Les écoles de langues privées sont de plus en plus nombreuses mais toutes n’offrent pas une bonne qualité d’enseignement de l’anglais. « Il y a de plus en plus d’écoles de langues ouvertes mais pour quelle qualité ? », s’interroge Mme Stienne constatant que dans nombre de ces écoles, les professeurs n’ont pas le niveau requis pour enseigner. « J’ai vu des écoles avec des professeurs qui ont le niveau A1 ou A2, qui correspondent à un niveau débutant avec lequel on ne peut pas enseigner », déplore-t-elle.

Le français et l’anglais en concurrence directe

La piètre maîtrise de l’anglais par les Algériens est en partie due à la « grande place » qu’occupe la langue française dans le pays, selon la Directrice d’EF Algérie. « Une bonne partie de la population est francophone et les parents transmettent cette langue à leurs enfants », explique-t-elle, rappelant la « nécessité » qu’ont les Algériens de maîtriser le français, notamment dans les universités.

Les places, tout aussi mauvaises, occupées par les pays voisins dans le classement EPI est un argument en faveur de cette hypothèse pour notre interlocutrice qui y voit la manifestation du « même phénomène ». « Ce sont des pays naturellement tournés vers le français et où cette langue prend beaucoup de place alors que l’apprentissage de l’anglais n’y est pas systématique dans le primaire », détaille-t-elle.

Les jeunes et les habitants du sud meilleurs en anglais

Toutefois, « le français perd déjà du terrain au profit des autres langues et à l’avenir les Algériens parleront plus anglais », prédit Flora Stienne, se basant sur son constat concernant les nouvelles générations.

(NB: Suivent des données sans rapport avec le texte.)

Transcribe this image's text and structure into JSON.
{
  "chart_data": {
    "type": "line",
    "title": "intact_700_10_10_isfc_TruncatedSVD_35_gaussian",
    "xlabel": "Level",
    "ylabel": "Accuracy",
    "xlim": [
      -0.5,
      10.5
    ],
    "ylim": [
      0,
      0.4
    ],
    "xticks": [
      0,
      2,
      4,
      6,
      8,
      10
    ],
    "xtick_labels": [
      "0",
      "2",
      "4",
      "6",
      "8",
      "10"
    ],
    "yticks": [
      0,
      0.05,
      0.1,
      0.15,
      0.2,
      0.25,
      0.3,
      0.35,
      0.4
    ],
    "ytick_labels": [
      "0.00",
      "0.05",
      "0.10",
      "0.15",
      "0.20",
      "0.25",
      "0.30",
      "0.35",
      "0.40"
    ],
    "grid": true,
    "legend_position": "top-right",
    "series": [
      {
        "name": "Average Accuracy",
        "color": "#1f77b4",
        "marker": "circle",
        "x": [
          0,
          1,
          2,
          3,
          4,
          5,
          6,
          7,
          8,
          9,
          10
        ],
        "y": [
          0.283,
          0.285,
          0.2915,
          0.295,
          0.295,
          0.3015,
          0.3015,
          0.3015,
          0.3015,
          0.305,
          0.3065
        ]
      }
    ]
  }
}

Celles-ci sont, d’après elle, « de plus en plus connectées, et de plus en plus en immersion dans le monde anglophone », ce qui en fait de meilleurs locuteurs de l’anglais.

« Les jeunes appartenant à la tranche d’âge 18-25 ans parlent mieux anglais et s’y intéressent plus », avance Mme Stienne. Un constat « personnel » qui a besoin d’être confirmé par des études plus poussées, selon elle.

En plus de ces disparités générationnelles dans la maîtrise de l’anglais par les Algériens, d’autres, géographiques, sont signalées par Mme Stienne. « Les habitants des wilayas du sud parlent mieux anglais car ils sont en contact avec de nombreuses compagnies étrangères, gazières et pétrolières notamment, et qui ont besoin d’anglophones », affirme-t-elle.

Dans ces wilayas, « l’anglais gagne du terrain aux dépens du français », pour la directrice d’EF Algérie qui voit en l’existence d’un « American corner » (Centre culturel américain) une preuve de l’intérêt des habitants de la région pour l’anglais et de la volonté l’ambassade américaine d’y promouvoir cette langue.